Transition-State Interactions in a Promiscuous Enzyme: Sulfate and Phosphate Monoester Hydrolysis by Pseudomonas aeruginosa Arylsulfatase
Van Loo, Bert,Berry, Ryan,Boonyuen, Usa,Mohamed, Mark F.,Golicnik, Marko,Hengge, AlVan C.,Hollfelder, Florian
, p. 1363 - 1378 (2019/03/11)
Pseudomonas aeruginosa arylsulfatase (PAS) hydrolyzes sulfate and, promiscuously, phosphate monoesters. Enzyme-catalyzed sulfate transfer is crucial to a wide variety of biological processes, but detailed studies of the mechanistic contributions to its catalysis are lacking. We present linear free energy relationships (LFERs) and kinetic isotope effects (KIEs) of PAS and analyses of active site mutants that suggest a key role for leaving group (LG) stabilization. In LFERs PASWT has a much less negative Br?nsted coefficient (βleaving groupobs-Enz = 0.33) than the uncatalyzed reaction (βleaving groupobs = 1.81). This situation is diminished when cationic active site groups are exchanged for alanine.

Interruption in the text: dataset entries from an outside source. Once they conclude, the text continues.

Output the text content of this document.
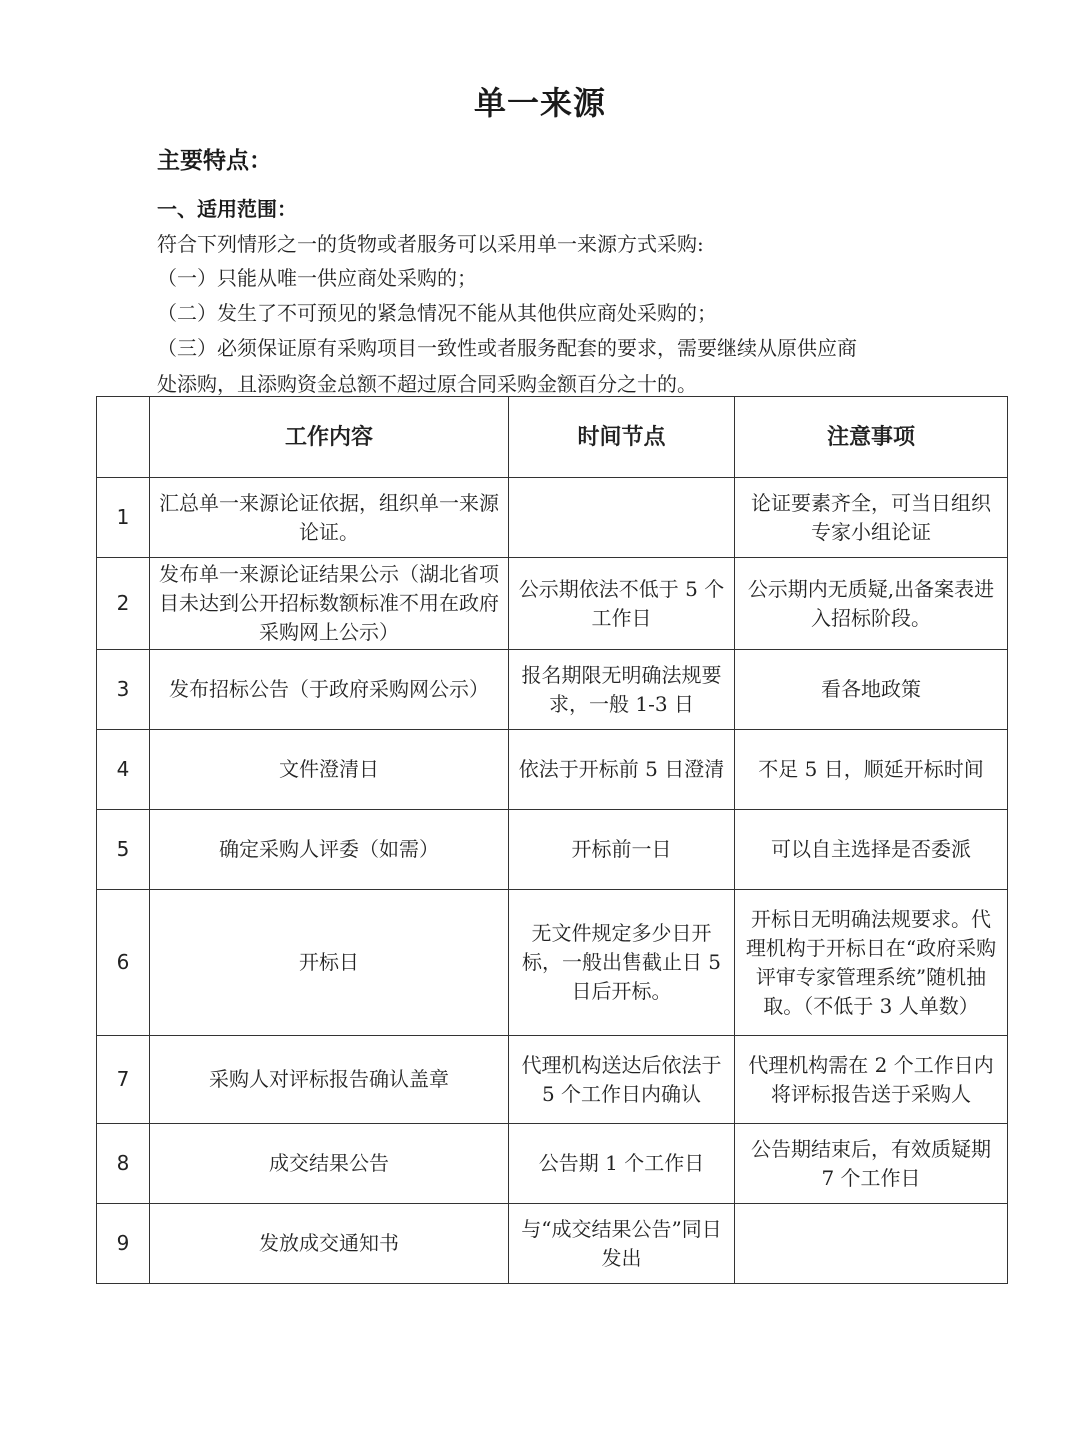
单一来源
主要特点：
一、适用范围：
符合下列情形之一的货物或者服务可以采用单一来源方式采购:
（一）只能从唯一供应商处采购的；
（二）发生了不可预见的紧急情况不能从其他供应商处采购的；
（三）必须保证原有采购项目一致性或者服务配套的要求，需要继续从原供应商
处添购，且添购资金总额不超过原合同采购金额百分之十的。
	工作内容	时间节点	注意事项
1	汇总单一来源论证依据，组织单一来源论证。		论证要素齐全，可当日组织专家小组论证
2	发布单一来源论证结果公示（湖北省项目未达到公开招标数额标准不用在政府采购网上公示）	公示期依法不低于 5 个工作日	公示期内无质疑,出备案表进入招标阶段。
3	发布招标公告（于政府采购网公示）	报名期限无明确法规要求，一般 1-3 日	看各地政策
4	文件澄清日	依法于开标前 5 日澄清	不足 5 日，顺延开标时间
5	确定采购人评委（如需）	开标前一日	可以自主选择是否委派
6	开标日	无文件规定多少日开标，一般出售截止日 5 日后开标。	开标日无明确法规要求。代理机构于开标日在“政府采购评审专家管理系统”随机抽取。（不低于 3 人单数）
7	采购人对评标报告确认盖章	代理机构送达后依法于 5 个工作日内确认	代理机构需在 2 个工作日内将评标报告送于采购人
8	成交结果公告	公告期 1 个工作日	公告期结束后，有效质疑期 7 个工作日
9	发放成交通知书	与“成交结果公告”同日发出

The considerable degree of bond breaking during the transition state (TS) is evidenced by an 18Obridge KIE of 1.0088. LFER and KIE data for several active site mutants point to leaving group stabilization by active site K375, in cooperation with H211. 15N KIEs and the increased sensitivity to leaving group ability of the sulfatase activity in neat D2O (βleaving groupH-D = +0.06) suggest that the mechanism for S-Obridge bond fission shifts, with decreasing leaving group ability, from charge compensation via Lewis acid interactions toward direct proton donation. 18Ononbridge KIEs indicate that the TS for PAS-catalyzed sulfate monoester hydrolysis has a significantly more associative character compared to the uncatalyzed reaction, while PAS-catalyzed phosphate monoester hydrolysis does not show this shift. This difference in enzyme-catalyzed TSs appears to be the major factor favoring specificity toward sulfate over phosphate esters by this promiscuous hydrolase, since other features are either too similar (uncatalyzed TS) or inherently favor phosphate (charge).